The Supreme Court ruled against two foreign suspects yesterday who argued an international treaty required police to inform them of a right to contact their governments when they were arrested.

By a 6-3 vote, justices disagreed that a 1969 treaty signed by the United States and several other countries requires suspects to be informed of such a right.

Writing for the majority, Chief Justice John G. Roberts Jr. said the two men -- one from Honduras, the other from Mexico -- are not entitled to suppression of statements to police or another chance to raise objections based on the treaty after failing to do so at trial.

The chief justice said such remedies are too harsh for the treaty's requirement -- if it exists -- that only deals with notification and does not require consulates to provide assistance to suspects.

The United States is one of 168 countries that signed the Vienna Convention on Consular Relations, which requires "competent authorities" to tell a consulate when one of its citizens has been arrested.

But police in the United States do not routinely tell arrested foreign nationals they can call their consulates.
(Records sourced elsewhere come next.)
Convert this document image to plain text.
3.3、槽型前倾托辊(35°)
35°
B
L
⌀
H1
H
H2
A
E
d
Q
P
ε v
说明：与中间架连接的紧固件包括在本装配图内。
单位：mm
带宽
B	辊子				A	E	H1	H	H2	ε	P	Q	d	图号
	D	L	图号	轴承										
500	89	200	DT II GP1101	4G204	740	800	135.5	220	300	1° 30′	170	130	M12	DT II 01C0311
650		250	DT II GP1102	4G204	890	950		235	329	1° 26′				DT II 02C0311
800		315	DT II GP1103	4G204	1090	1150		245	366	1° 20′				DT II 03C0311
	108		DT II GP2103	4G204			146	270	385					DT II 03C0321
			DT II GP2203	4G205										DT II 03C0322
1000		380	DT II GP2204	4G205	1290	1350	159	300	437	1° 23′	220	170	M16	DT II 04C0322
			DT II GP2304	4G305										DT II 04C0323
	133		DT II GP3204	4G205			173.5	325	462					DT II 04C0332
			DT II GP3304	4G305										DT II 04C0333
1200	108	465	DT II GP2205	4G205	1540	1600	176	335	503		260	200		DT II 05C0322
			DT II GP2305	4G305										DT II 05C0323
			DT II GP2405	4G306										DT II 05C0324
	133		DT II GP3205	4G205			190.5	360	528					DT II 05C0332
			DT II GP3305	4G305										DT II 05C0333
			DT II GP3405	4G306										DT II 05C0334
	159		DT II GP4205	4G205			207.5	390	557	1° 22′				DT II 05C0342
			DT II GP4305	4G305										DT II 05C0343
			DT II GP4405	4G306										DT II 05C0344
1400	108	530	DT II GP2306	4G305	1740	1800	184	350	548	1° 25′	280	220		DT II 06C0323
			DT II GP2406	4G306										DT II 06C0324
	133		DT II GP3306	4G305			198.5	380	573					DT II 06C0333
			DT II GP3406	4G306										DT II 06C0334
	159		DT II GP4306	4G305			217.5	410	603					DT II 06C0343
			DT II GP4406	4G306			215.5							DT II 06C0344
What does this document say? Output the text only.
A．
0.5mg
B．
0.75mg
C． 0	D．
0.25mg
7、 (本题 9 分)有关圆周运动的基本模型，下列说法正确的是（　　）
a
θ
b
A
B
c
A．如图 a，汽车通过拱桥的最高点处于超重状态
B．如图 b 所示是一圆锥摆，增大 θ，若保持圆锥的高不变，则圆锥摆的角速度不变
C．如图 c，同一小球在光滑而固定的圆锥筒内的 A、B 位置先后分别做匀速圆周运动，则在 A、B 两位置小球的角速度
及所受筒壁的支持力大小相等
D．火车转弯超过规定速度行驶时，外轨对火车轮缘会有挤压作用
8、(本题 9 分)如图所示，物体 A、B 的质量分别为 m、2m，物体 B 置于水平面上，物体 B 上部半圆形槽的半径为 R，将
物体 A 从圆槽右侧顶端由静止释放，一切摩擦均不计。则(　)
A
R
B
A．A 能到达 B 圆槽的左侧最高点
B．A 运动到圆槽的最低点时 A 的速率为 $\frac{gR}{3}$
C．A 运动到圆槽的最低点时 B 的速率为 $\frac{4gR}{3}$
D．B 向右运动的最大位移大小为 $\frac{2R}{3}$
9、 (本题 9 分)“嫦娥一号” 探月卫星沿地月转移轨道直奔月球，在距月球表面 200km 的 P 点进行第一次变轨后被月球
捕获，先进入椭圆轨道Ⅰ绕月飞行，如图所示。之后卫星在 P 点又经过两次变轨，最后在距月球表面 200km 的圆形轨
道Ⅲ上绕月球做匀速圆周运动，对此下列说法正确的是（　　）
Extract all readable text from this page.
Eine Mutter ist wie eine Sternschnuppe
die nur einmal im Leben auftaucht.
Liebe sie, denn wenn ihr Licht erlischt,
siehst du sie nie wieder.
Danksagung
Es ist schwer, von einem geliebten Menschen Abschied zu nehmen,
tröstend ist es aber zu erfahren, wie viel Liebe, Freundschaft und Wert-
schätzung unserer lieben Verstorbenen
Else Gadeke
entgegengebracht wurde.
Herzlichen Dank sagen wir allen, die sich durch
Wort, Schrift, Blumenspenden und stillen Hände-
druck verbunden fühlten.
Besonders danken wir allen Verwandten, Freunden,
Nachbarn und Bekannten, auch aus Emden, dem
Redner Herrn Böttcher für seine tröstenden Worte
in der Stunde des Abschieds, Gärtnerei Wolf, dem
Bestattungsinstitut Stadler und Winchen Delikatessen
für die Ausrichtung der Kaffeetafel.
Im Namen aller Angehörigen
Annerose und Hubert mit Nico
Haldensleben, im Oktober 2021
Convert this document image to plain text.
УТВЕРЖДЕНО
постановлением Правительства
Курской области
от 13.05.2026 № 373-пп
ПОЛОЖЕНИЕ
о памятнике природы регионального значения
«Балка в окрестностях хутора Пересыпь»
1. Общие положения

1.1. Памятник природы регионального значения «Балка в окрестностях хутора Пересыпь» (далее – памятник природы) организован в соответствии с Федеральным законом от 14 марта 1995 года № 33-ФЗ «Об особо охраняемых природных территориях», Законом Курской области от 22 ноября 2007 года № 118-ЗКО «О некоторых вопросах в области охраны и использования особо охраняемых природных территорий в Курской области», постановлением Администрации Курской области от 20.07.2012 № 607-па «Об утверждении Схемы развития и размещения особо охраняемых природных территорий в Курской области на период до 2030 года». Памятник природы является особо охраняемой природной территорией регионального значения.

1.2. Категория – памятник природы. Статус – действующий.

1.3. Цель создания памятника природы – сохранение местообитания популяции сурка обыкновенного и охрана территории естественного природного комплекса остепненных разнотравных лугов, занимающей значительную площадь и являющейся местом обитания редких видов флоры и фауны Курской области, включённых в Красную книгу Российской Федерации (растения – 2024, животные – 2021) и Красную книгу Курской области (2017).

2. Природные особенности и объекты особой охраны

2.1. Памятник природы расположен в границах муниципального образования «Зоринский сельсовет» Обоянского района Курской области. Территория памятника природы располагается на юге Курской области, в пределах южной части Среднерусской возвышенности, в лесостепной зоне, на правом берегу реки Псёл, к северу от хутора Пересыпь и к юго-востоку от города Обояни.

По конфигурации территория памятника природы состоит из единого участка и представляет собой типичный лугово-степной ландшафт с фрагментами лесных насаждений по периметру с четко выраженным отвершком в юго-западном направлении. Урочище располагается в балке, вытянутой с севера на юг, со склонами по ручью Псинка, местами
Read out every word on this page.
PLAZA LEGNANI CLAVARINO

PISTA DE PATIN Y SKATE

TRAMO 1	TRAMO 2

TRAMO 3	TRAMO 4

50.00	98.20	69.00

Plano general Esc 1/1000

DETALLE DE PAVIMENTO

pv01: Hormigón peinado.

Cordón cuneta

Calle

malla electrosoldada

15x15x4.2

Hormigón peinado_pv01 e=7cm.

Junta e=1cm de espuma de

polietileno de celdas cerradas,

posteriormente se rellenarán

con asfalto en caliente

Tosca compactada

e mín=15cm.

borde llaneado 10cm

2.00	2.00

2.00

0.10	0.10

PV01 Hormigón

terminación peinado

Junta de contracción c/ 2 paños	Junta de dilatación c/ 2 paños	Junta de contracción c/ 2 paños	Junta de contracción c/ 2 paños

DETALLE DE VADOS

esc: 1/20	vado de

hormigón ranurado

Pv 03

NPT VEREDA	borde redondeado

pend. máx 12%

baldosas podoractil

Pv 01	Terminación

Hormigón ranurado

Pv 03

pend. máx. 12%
Even if police fail to inform suspects of a right to contact their consulates, Chief Justice Roberts said, the failure is unlikely to have any connection to the statements they make to officers or the evidence gathered in an investigation.

He said foreign suspects have the same protections that U.S. citizens have when arrested: the right to due process and the right to an attorney.

The chief justice went to great lengths to avoid being dismissive of international law, a sore point with conservatives who have accused the high court of relying too much on the laws of other nations in high-profile cases.

"Our holding in no way disparages the importance of the Vienna Convention," Chief Justice Roberts wrote.

In a dissent, Justice Stephen G. Breyer criticized the majority for dodging the big issue of whether foreign suspects can claim a treaty violation if police fail to inform them of their rights to contact their governments.

Justice Breyer said the majority decision is "unprecedented" because it ignores years of international law and "increases the difficulties" the United States will face in ensuring that its citizens -- when arrested abroad -- are treated fairly.

In other action yesterday, the court ruled that Pennsylvania officials did not violate the free-speech rights of troublesome inmates by keeping secular newspapers and magazines away from them.

By a 6-2 vote the justices said the state could use newspapers as incentives to get inmates in a high-security unit to behave themselves.

But Justice Breyer wrote that Pennsylvania's win could be short-lived, depending on whether there is another constitutional challenge to the high-security unit's rules. He said that "prison officials, relying on their professional judgment, reached an experience-based conclusion that the policies help to further legitimate prison objectives."

The high court's ruling could have affected prison operations nationwide if justices had required state officials to prove that their policies serve legitimate security and rehabilitative interests.